With MediaWiki conversion syntax:

use zhconv::{zhconv_mw, Variant};
assert_eq!(zhconv_mw("天-{干}-物燥 小心火烛", "zh-Hant".parse::<Variant>().unwrap()), "天干物燥 小心火燭");
assert_eq!(zhconv_mw("-{zh-tw:鼠麴草;zh-cn:香茅}-是菊科草本植物。", Variant::ZhCN), "香茅是菊科草本植物。");
assert_eq!(zhconv_mw("菊科草本植物包括-{zh-tw:鼠麴草;zh-cn:香茅;}-等。", Variant::ZhTW), "菊科草本植物包括鼠麴草等。

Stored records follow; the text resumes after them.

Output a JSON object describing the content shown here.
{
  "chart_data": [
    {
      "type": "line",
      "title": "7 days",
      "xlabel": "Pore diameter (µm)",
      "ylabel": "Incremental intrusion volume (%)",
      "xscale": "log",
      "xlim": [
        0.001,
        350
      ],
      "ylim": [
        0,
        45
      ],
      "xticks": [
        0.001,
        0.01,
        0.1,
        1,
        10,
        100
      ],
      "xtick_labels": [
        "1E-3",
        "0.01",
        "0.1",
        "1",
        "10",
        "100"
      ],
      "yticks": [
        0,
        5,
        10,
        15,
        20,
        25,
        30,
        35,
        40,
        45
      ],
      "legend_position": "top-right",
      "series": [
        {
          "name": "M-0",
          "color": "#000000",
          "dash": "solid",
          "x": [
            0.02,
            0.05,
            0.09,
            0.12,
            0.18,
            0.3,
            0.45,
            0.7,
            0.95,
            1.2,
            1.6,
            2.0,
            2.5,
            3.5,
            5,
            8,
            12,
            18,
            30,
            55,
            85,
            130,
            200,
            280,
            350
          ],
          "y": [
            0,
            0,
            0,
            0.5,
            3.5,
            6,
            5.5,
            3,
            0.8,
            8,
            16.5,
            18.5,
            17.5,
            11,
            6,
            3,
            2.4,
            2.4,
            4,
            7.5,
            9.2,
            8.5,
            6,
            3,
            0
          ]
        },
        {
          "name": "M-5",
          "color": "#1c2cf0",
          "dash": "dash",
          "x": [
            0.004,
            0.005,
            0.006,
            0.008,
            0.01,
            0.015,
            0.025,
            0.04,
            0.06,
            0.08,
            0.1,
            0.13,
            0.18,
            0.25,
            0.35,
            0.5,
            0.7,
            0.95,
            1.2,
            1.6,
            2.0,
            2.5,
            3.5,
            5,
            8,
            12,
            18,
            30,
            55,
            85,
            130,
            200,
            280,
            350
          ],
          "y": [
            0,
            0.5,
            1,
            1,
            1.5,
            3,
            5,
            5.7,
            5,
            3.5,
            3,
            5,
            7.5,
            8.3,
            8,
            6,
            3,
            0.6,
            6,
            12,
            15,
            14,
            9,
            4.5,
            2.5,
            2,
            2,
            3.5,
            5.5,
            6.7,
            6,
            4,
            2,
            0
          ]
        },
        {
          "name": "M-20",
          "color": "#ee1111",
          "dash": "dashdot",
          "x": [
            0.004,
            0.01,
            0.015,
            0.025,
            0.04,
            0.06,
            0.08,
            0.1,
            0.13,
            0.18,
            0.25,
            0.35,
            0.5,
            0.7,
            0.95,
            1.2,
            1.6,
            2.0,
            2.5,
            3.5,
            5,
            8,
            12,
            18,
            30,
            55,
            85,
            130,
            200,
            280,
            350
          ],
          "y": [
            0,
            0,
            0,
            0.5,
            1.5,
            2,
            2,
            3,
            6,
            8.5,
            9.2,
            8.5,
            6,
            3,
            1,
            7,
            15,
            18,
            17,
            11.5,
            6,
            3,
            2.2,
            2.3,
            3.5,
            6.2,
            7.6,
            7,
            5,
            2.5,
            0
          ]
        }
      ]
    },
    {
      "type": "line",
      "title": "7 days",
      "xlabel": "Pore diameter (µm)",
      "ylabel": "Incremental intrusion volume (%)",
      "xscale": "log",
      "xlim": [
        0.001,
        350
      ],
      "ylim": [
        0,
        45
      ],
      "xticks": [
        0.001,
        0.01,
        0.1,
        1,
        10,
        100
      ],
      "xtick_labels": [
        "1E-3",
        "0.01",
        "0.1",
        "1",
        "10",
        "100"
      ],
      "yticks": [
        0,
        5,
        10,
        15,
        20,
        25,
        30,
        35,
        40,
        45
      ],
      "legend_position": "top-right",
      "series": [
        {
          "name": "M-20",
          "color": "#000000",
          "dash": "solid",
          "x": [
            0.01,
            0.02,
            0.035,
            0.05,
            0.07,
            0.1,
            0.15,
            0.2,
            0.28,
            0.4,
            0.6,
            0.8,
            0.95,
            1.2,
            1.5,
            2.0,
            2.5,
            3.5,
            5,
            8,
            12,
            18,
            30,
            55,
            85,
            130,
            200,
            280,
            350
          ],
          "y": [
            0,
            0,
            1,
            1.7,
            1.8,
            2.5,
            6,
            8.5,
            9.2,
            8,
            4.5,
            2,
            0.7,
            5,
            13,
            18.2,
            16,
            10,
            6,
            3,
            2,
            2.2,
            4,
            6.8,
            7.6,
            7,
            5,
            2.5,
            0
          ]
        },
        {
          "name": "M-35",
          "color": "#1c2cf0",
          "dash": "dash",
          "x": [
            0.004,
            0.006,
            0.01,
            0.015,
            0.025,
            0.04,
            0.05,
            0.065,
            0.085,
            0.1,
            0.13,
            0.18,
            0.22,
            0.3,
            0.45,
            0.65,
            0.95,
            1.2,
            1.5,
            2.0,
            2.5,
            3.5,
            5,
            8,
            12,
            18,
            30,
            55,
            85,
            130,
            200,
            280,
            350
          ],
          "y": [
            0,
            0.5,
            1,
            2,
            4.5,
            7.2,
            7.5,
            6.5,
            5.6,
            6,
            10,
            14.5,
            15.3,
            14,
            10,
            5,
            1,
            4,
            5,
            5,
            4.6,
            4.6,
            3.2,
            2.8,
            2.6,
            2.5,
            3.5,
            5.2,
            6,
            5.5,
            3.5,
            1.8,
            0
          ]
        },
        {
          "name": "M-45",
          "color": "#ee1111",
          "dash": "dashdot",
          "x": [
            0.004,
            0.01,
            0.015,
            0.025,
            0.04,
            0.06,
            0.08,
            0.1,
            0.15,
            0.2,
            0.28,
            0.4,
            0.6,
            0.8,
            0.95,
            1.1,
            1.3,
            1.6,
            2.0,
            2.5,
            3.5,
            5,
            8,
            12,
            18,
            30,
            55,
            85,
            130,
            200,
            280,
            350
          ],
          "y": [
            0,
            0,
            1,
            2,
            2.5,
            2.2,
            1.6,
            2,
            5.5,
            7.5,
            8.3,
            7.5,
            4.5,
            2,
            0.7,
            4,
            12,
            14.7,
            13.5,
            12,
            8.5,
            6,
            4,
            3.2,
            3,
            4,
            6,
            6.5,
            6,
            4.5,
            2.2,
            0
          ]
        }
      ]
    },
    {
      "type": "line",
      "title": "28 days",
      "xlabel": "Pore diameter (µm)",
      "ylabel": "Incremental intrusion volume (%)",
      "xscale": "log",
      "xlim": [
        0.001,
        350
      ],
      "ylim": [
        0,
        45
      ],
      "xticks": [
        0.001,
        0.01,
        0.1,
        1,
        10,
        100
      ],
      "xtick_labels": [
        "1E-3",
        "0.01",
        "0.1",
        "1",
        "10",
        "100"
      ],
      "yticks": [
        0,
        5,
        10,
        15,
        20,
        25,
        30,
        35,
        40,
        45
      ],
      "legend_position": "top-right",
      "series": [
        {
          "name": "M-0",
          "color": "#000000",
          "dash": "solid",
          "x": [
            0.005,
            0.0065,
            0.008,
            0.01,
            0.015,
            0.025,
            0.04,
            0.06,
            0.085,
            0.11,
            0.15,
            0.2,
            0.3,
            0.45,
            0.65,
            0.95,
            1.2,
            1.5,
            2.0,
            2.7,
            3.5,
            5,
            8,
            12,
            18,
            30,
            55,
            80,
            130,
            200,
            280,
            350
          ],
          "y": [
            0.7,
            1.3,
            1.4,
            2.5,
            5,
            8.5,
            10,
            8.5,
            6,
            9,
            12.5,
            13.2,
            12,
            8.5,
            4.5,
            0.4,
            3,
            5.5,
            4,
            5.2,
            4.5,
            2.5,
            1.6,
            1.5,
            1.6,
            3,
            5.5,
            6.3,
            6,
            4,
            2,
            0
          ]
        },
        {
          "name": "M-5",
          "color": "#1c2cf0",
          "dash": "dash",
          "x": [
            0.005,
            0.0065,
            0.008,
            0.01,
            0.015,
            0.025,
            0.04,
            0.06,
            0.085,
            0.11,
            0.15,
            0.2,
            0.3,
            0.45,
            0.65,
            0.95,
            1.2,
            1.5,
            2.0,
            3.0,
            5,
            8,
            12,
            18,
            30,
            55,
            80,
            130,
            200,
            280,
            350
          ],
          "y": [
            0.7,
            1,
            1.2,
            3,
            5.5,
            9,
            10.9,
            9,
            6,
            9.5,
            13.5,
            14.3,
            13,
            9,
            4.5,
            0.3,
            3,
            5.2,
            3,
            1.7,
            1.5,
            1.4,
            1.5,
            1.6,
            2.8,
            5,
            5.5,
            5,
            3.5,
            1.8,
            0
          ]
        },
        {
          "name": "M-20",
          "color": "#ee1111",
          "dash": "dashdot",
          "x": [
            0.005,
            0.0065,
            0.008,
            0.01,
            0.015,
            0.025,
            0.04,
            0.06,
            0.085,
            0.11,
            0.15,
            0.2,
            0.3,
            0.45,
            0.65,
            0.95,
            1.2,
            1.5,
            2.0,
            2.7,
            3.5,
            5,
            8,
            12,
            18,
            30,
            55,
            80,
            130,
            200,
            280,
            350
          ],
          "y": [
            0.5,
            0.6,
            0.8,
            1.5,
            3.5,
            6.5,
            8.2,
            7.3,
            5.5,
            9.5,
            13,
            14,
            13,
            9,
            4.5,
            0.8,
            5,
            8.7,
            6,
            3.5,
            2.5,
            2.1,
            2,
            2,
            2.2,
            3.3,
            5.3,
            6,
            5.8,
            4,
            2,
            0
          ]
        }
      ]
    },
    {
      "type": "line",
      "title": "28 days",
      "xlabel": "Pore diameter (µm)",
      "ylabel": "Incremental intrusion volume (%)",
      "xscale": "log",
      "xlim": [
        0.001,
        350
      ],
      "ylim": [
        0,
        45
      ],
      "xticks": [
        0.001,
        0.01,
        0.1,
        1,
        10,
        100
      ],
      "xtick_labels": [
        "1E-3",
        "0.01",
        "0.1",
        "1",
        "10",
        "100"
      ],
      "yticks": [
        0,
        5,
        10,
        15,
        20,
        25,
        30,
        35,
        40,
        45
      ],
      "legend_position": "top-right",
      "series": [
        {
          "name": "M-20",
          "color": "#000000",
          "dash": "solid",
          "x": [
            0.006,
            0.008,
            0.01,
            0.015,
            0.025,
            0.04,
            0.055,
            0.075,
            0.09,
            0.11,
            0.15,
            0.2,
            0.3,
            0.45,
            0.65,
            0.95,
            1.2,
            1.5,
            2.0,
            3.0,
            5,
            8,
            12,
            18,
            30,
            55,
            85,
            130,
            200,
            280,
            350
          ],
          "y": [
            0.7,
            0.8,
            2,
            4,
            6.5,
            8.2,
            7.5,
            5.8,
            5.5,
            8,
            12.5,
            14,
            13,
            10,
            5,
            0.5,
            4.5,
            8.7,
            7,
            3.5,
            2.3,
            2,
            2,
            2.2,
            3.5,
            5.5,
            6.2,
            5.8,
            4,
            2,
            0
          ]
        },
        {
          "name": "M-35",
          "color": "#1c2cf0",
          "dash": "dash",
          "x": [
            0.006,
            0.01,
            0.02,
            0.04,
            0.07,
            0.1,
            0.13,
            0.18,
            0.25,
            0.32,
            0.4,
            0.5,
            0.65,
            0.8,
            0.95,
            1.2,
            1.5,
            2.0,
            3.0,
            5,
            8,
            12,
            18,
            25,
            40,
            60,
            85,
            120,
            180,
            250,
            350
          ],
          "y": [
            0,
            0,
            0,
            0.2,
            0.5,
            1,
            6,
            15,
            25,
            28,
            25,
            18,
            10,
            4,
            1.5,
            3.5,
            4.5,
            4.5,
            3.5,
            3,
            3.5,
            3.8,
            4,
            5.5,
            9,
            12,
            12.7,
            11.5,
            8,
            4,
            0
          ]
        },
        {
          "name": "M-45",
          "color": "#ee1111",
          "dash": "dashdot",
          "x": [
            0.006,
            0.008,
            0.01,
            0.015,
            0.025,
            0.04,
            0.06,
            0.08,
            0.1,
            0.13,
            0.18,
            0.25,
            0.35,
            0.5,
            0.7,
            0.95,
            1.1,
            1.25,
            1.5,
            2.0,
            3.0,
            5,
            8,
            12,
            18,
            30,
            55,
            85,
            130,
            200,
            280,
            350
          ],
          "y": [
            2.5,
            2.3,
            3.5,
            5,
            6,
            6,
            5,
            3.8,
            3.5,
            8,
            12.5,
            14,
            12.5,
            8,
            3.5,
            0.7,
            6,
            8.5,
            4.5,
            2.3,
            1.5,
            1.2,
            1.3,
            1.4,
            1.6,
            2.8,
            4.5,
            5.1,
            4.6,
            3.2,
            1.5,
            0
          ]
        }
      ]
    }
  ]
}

");

Set global rules inline (note that such rules always apply globally regardless of their location, unlike in MediaWiki where they affect only the text that follows):

use zhconv::{zhconv_mw, Variant};
assert_eq!(zhconv_mw("-{H|zh:馬;zh-cn:鹿;}-馬克思主義", Variant::ZhCN), "鹿克思主义"); // add
assert_eq!(zhconv_mw("&二極體\n-{-|zh-hans:二极管; zh-hant:二極體}-\n", Variant::ZhCN), "&二极体\n\n"); // remove

To load or add additional conversion rules such as CGroups or (FROM, TO) pairs, see ZhConverterBuilder.

Other useful function:

use zhconv::{is_hans, is_hans_confidence, infer_variant, infer_variant_confidence};
assert!(!is_hans("秋冬濁而春夏清,晞於朝而生於夕"));
assert!(is_hans_confidence("滴瀝明花苑,葳蕤泫竹叢") < 0.5);
println!("{}", infer_variant("錦字緘愁過薊水,寒衣將淚到遼城"));
println!("{:?}", infer_variant_confidence("zhconv-rs 中文简繁及地區詞轉換"));

Re-exports§

pub use self::converters::get_builtin_converter;
pub use self::tables::get_builtin_tables;
pub use self::variant::Variant;

Modules§

converters
Built-in converters built from tables.
pagerules
Struct to extract global rules from wikitext.
rule
Structs and functions for processing conversion rule, as is defined in ConverterRule.php.
tables
Built-in conversion tables sourced from zhConversion.php (maintained by MediaWiki and Chinese Wikipedia) and OpenCC.
variant
Structs for handling variants and mapping of variants.

Structs§

ZhConverter
A ZhConverter, built by ZhConverterBuilder.
ZhConverterBuilder
A builder that helps build a ZhConverter.

Traits§

TruncatedAround
A helper trait that truncates a str around a specified index in constant time (O(1)), intended to be used with is_hans and etc.

Functions§

infer_variant
Determine the Chinese variant of the input text.
infer_variant_confidence
Determine the Chinese variant of the input text with confidence.
is_hans
Determine whether the given text looks like Simplified Chinese over Traditional Chinese.
is_hans_confidence
Determine whether the given text looks like Simplified Chinese over Traditional Chinese.
zhconv
Helper function for general conversion using built-in converters.
zhconv_mw
Helper function for general conversion, activating wikitext support.